Additionally, the public overwhelmingly believe the Government should be focusing its attention and resources on areas other than press regulation, which came at the bottom of a list of 16 issues people were asked to consider.
Just one per cent of respondents thought press regulation should be among the top four priorities, after airport expansion (two per cent).

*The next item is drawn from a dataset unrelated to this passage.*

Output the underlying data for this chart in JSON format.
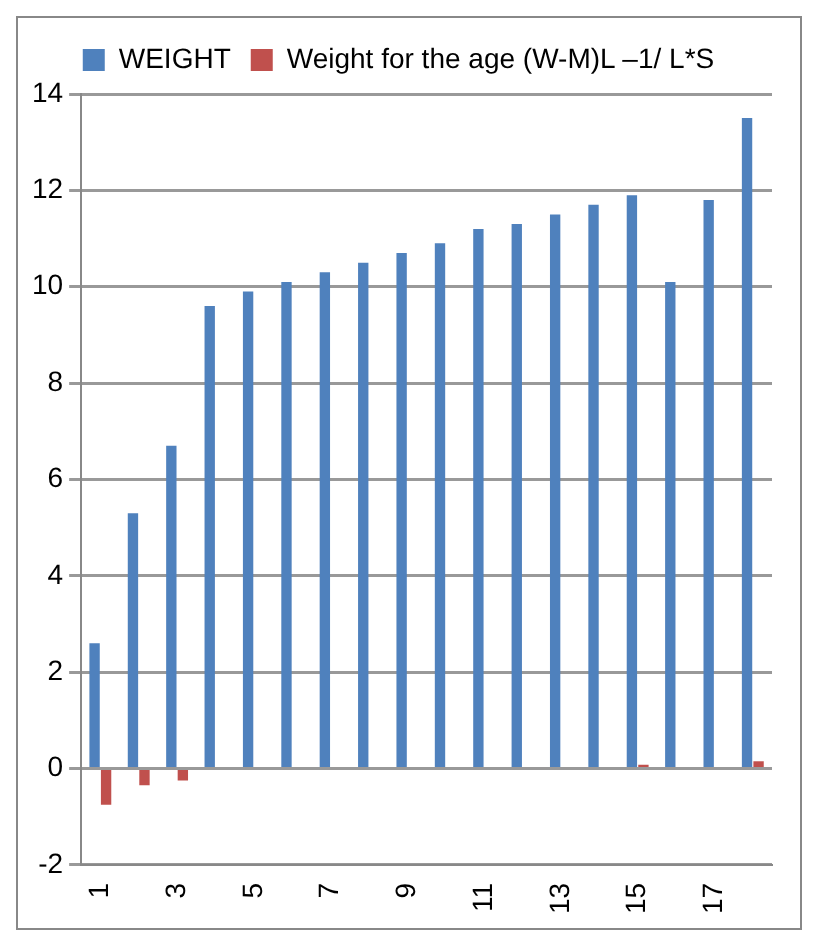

The top four priorities were Brexit (53%), health (48%), immigration and asylum (45%) and the economy (44%).
The poll also showed that more than two-thirds of people (68%) believe that news on social media platforms like Facebook, which are currently unregulated, should be subject at least to the same level or even tighter regulation than newspapers.
There is strong opposition to Section 40 from within the newspaper industry, including: The Sunday Times' warning that it would not have been able to conduct its legendary investigation into Lance Armstrong's doping if it had been enacted; Metro's publication of its first ever opinion piece, telling its readers the law will "shackle this country's press and leave nobody to expose scandals ranging from Rotherham sex grooming cover-up to MP's expenses"; The Sun's editor Tony Gallagher saying that being part of a state-sponsored regulator would give "MPs power and the whip hand over the press", yet the consequences of not being a member "offends all principles of natural justice"; and IPSO chairman Sir Alan Moses' view that Section 40 "could destroy media freedom in this country".
Commenting on YouGov's findings, Lynne Anderson, the NMA's deputy chief executive, said: "This survey demonstrates conclusively that a regulatory regime led by Impress – which is completely reliant upon funding from one wealthy individual, Max Mosley – cannot command the confidence of the public.
"IPSO is funded in its entirety by its member national, regional and local newspaper publishers which is the funding model the public want and expect from an industry which is committed to robust self-regulation.
"It is also abundantly clear from the poll that there is absolutely no public appetite for further activity from the Government in this area – such as the reopening of the Leveson Inquiry – when there are other much more pressing priorities at hand."